As a business, the UFC would house ‘The man who beat the legendary Roy Jones Jr. in his first boxing bout’, and as Mike Goldberg once said, “You know Roy Jones Jr. respects the hands of Forrest Griffen”. The UFC would be pretty set – it would gain a huge influx of curious mainstream fans, and would probably serve to shut the mouths of Jim Lampley, Barry McGuigan, Floyd Mayweather Jr., Frank Warren and many more who want to shout about the superiority of boxing over a sport that is stealing some of their thunder.

If Jones comes out of this match victorious, it wouldn’t bode well for the credibility of MMA. We could expect a constant barrage of “we told you so” by the boxing elitists, and would be held in the same regard as pro wrestling. 

Which leads me nicely into having a look at the guy in the other corner, Roy Jones Jr.? If he were to knock out Anderson Silva with relative ease, the reaction would be a generous “so what, he’s not even a boxer,” and maybe even certain people going as far as saying “put him in the cage with Anderson Silva and see how well he does there”. Winning does absolutely nothing for Roy Jones Jr.
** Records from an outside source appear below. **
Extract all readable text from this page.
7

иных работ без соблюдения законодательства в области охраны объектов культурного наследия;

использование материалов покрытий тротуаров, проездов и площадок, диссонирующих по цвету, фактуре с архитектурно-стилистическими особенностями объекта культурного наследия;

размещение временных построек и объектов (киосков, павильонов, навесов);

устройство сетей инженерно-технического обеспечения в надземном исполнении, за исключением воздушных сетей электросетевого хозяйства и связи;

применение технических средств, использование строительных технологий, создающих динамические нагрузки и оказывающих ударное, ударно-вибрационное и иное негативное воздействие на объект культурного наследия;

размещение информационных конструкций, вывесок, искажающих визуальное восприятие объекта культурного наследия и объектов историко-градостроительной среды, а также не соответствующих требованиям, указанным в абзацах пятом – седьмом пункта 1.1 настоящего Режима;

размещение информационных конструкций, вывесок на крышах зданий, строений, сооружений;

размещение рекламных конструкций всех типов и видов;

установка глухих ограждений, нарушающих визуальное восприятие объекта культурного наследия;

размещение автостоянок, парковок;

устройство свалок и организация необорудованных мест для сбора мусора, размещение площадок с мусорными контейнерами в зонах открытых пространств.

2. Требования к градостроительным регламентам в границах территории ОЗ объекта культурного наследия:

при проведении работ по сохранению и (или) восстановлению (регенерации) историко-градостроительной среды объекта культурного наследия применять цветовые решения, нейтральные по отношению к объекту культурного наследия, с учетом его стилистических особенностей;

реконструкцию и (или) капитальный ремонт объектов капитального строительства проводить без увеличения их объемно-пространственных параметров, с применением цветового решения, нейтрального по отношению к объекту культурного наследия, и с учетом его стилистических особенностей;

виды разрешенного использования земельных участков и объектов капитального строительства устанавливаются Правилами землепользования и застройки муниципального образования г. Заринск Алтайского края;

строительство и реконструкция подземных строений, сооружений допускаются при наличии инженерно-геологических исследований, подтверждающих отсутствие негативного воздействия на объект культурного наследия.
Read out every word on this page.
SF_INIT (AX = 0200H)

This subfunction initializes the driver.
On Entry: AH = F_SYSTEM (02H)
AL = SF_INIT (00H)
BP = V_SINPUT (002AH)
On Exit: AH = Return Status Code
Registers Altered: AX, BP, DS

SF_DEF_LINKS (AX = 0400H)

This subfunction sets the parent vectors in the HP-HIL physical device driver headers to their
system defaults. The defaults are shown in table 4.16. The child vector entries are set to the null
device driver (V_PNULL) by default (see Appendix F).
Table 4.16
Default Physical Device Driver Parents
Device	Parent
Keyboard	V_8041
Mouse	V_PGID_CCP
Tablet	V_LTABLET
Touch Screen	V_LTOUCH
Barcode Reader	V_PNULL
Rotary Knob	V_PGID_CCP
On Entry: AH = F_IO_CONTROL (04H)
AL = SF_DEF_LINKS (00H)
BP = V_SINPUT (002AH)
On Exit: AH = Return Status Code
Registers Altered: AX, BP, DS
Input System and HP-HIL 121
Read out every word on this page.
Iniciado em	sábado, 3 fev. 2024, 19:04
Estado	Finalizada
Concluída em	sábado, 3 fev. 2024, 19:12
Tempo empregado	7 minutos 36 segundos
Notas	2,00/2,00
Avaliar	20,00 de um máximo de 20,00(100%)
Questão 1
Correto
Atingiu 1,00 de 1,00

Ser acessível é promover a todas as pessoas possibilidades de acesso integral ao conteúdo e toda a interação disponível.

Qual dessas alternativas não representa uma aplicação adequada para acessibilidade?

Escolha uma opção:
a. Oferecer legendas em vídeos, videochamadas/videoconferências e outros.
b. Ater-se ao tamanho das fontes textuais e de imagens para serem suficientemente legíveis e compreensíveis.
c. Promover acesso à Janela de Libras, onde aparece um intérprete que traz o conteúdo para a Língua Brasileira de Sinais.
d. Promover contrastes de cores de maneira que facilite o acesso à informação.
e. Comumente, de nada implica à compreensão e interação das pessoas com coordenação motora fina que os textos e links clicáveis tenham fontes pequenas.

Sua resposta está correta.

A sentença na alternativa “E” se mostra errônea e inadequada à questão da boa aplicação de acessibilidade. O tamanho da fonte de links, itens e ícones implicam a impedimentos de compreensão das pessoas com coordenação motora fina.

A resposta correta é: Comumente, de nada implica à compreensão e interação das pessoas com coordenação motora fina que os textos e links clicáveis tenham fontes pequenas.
Now, if the upset of all upsets were to occur, and Silva was to defeat Jones, the boxer would be lambasted by less tolerant members of the MMA community, the boxing community and the mainstream media. He’d be called washed up, and there would be calls to hang up the gloves and carry on his rap career. A loss to Anderson Silva wouldn’t tarnish his legacy but it would be constantly brought up as a talking point about how he lost to “that Ultimate Fighting guy”.

Anderson Silva is arguably the top pound-for-pound fighter in MMA. In the 1990’s Roy Jones Jr. was the pound-for-pound best in boxing, but Jones is now 39-years-old and is considered past his prime with three back-to-back losses, so putting MMA’s best against someone who is no longer boxing’s finest is definitely a risky move.